De leer-arbeidsovereenkomst bepaalt dat de overeenkomst van rechtswege eindigt op de dag van de beëindiging van de opleiding, maar uiterlijk op 28 februari 2022. Deze bepaling is volgens de kantonrechter niet in strijd met de cao en dus niet nietig.
Het had voor de werkneemster duidelijk moeten zijn dat de leer-arbeidsovereenkomst op 28 februari 2022 zou eindigen. De werkgever heeft niet het vertrouwen gewekt dat de overeenkomst zou worden verlengd. Dat de werkneemster vertraging in haar opleiding heeft opgelopen, betekent niet dat de einddatum van de leer-arbeidsovereenkomst mee opschuift.
Leer-arbeidsovereenkomst
De werkneemster is per 4 maart 2019 toegelaten tot de opleiding van anesthesiemedewerker. Zij is op 1 september 2019 in dienst getreden bij een ziekenhuis op basis van een leer-arbeidsovereenkomst voor bepaalde tijd.
In de leer-arbeidsovereenkomst staat, voor zover hier van belang, het volgende:
“De leer-/arbeidsovereenkomst wordt aangegaan voor de duur van de opleiding tot anesthesiemedewerker. De leer-/arbeidsovereenkomst eindigt van rechtswege op de dag van de beëindiging van de opleiding, doch uiterlijk op 28 februari 2022.”
De cao Ziekenhuizen is op de leer-arbeidsovereenkomst van toepassing. In de cao staat, voor zover hier van belang, het volgende:
“ Artikel 7.2.3. Praktijkleerjaren
1. Na afronding van de bvp wordt de leerling toegelaten tot het eerste praktijkleerjaar. Gedurende de praktijkleerjaren wordt met de leerling-werknemer een leer- / arbeidsovereenkomst aangegaan.
2. In de lesperiode kunnen maximaal gemiddeld zeven lesuren per dag voorkomen.
3. Gedurende de praktijkleerjaren ontvangt de leerling, BBL-niveau 1 en 2, het in tabel 1 van dit hoofdstuk vermelde salaris (…)”
De werkneemster is in de periode vanaf 17 september 2020 tot 15 februari 2021 afwezig geweest door ziekte. De bedrijfsarts heeft daarna geconstateerd dat de werkneemster vanaf 31 augustus 2021 verminderd belastbaar was voor een periode van twee tot drie maanden. Zij heeft sindsdien niet meer gewerkt.
Naar de rechter
De werkneemster verzoekt de kantonrechter om de opzegging van het ziekenhuis (de werkgever) te vernietigen, voor recht te verklaren dat sprake is van een rechtsgeldige arbeidsovereenkomst en dat de werkgever gehouden is het loon door te betalen aan de werkneemster.

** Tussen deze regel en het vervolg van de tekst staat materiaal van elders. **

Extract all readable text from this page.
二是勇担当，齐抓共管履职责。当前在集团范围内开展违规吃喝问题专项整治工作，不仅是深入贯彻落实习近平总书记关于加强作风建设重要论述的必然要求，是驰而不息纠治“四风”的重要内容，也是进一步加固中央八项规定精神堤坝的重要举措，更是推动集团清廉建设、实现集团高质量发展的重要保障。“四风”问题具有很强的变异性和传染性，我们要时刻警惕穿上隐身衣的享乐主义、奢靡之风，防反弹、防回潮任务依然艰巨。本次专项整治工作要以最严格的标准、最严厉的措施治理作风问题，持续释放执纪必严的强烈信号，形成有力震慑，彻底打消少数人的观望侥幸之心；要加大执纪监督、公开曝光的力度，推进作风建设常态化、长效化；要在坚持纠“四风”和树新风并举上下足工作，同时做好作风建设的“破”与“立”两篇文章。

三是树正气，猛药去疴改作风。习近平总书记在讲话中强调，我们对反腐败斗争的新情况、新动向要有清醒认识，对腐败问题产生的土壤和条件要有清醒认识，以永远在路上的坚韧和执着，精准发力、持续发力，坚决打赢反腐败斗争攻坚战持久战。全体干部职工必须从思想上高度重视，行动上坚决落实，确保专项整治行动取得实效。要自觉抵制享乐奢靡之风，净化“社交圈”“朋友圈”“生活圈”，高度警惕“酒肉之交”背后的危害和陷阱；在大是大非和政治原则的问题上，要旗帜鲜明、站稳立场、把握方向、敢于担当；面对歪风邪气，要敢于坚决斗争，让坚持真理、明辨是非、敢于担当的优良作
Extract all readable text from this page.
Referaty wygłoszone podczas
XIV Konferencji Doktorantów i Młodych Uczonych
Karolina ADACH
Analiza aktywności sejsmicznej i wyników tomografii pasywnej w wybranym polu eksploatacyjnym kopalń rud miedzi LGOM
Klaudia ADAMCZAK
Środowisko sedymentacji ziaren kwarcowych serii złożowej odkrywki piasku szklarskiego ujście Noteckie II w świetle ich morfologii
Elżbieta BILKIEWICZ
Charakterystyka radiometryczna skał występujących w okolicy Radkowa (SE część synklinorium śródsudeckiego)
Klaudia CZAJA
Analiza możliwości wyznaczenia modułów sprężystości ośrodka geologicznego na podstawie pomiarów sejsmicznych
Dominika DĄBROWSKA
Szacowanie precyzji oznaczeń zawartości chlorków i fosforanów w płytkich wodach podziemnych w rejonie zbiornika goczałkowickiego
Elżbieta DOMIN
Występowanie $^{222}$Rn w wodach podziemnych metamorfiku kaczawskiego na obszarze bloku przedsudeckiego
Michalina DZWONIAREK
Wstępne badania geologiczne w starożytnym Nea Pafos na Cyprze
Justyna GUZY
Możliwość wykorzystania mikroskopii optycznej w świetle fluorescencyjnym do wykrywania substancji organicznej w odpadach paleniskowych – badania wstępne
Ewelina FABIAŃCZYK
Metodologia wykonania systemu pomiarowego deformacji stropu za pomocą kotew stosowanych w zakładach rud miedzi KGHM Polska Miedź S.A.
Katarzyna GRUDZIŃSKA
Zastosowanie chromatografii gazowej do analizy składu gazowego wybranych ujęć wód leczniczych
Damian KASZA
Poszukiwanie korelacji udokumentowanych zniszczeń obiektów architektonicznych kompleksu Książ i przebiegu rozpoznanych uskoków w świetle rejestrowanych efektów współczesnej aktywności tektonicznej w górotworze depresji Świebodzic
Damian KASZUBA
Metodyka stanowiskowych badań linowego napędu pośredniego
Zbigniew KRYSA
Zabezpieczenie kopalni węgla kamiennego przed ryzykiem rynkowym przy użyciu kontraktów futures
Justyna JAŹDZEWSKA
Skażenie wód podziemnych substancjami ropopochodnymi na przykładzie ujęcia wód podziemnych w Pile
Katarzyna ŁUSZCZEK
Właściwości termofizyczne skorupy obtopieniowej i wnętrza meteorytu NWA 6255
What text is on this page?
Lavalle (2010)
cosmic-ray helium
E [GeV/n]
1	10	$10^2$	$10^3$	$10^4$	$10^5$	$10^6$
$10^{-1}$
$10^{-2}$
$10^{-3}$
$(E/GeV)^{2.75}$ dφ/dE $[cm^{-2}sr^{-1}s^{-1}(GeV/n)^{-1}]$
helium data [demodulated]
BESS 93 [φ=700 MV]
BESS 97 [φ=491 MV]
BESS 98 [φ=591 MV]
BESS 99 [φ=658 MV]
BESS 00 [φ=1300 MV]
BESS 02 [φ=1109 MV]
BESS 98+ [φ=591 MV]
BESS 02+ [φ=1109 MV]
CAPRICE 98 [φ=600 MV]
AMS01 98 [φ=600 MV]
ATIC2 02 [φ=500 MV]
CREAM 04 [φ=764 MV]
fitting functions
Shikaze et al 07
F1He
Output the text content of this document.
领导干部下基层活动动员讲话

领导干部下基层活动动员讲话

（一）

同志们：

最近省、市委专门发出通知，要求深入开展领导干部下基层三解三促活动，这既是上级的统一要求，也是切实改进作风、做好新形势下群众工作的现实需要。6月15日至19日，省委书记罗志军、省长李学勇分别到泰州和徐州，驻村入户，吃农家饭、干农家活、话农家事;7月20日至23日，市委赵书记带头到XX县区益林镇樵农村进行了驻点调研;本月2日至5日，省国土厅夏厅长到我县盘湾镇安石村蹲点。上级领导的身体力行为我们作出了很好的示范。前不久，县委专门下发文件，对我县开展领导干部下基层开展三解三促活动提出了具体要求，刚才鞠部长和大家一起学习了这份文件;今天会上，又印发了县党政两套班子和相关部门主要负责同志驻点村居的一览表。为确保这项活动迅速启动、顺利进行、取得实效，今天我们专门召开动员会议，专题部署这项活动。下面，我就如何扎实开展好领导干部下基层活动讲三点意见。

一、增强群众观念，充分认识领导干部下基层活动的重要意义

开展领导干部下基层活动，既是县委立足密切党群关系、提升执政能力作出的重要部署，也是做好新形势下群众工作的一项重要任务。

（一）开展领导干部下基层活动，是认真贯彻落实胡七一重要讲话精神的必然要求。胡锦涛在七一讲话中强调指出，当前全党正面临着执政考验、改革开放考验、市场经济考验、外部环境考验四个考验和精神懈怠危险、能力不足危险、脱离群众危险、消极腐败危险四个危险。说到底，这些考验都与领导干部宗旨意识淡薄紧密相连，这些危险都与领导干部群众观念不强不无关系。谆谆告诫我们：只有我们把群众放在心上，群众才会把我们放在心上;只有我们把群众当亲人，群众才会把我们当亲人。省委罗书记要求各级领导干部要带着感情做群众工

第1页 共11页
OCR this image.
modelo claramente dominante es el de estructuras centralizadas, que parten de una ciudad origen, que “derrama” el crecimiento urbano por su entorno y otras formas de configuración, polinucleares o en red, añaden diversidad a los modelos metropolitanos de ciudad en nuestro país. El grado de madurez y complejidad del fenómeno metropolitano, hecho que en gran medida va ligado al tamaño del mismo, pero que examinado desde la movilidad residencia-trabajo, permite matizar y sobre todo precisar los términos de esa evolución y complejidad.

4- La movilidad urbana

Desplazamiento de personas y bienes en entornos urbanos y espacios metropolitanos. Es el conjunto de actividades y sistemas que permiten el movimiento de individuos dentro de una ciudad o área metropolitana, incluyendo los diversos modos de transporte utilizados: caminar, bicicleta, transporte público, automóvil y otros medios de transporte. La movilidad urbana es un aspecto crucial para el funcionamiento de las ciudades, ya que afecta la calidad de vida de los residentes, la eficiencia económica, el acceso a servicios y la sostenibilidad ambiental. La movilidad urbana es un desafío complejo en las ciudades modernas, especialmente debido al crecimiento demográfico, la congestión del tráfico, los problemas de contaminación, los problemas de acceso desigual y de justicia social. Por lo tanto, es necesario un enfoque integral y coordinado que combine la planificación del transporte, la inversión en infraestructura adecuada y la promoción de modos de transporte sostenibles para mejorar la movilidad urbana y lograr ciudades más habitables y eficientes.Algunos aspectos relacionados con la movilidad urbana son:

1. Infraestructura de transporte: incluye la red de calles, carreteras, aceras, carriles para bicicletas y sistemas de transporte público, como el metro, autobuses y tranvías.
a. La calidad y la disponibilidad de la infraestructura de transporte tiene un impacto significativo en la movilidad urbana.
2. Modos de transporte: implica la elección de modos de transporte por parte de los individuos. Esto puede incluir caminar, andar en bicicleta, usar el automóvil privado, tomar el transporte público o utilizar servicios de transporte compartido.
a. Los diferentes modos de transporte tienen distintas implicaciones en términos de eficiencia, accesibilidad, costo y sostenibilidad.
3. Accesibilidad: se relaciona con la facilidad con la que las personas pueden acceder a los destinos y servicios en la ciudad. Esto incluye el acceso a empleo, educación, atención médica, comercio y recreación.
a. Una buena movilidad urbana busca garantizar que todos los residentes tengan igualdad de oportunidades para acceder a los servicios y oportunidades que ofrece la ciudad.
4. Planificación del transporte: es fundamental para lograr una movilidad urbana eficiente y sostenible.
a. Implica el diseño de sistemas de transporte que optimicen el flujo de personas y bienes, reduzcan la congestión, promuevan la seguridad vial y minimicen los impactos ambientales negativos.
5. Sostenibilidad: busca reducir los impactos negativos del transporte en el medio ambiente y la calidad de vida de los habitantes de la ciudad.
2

Het verzoek van de werkneemster wijst de kantonrechter af omdat de werkgever in de leer-arbeidsovereenkomst een einddatum mocht opnemen en het laten eindigen van de overeenkomst niet in strijd is met de redelijkheid en billijkheid. De overeenkomst is dus op 28 februari 2022 van rechtswege geëindigd.
Einddatum niet nietig
Artikel 3 van de leer-arbeidsovereenkomst bepaalt dat de overeenkomst van rechtswege eindigt op de dag van de beëindiging van de opleiding, maar uiterlijk op 28 februari 2022. Deze bepaling is volgens de kantonrechter niet in strijd met de cao en dus niet nietig. In artikel 7.2.3 van de cao staat dat gedurende de praktijkleerjaren met de leerling-werknemer een leer-arbeidsovereenkomst wordt aangegaan. Daaruit volgt alleen welk type overeenkomst in deze periode moet worden gesloten. De cao geeft geen algemene verplichting om gedurende de volledige opleiding een leer-arbeidsovereenkomst aan te bieden, ongeacht de duur daarvan. De overige bepalingen uit de cao geven daarvoor geen aanknopingspunten.
Niet gebonden aan inhoud modelovereenkomst
In de leer-arbeidsovereenkomst is dus bepaald wanneer de overeenkomst uiterlijk zal eindigen. De werkneemster heeft er nog op gewezen dat in de modelovereenkomst in de cao staat dat de opleidingsovereenkomst een integraal onderdeel uitmaakt van de leer-arbeidsovereenkomst. De kantonrechter begrijpt dat dit er volgens de werkneemster toe moet leiden dat de overeenkomsten op grond van de cao dezelfde geldingsduur hebben. Zij wordt daarin niet gevolgd. In de cao staat namelijk dat de modellen voor de arbeidsovereenkomsten zijn vervallen en alleen als voorbeelden worden gepubliceerd op de website. De werkgever is dus niet gebonden aan de inhoud van deze modellen.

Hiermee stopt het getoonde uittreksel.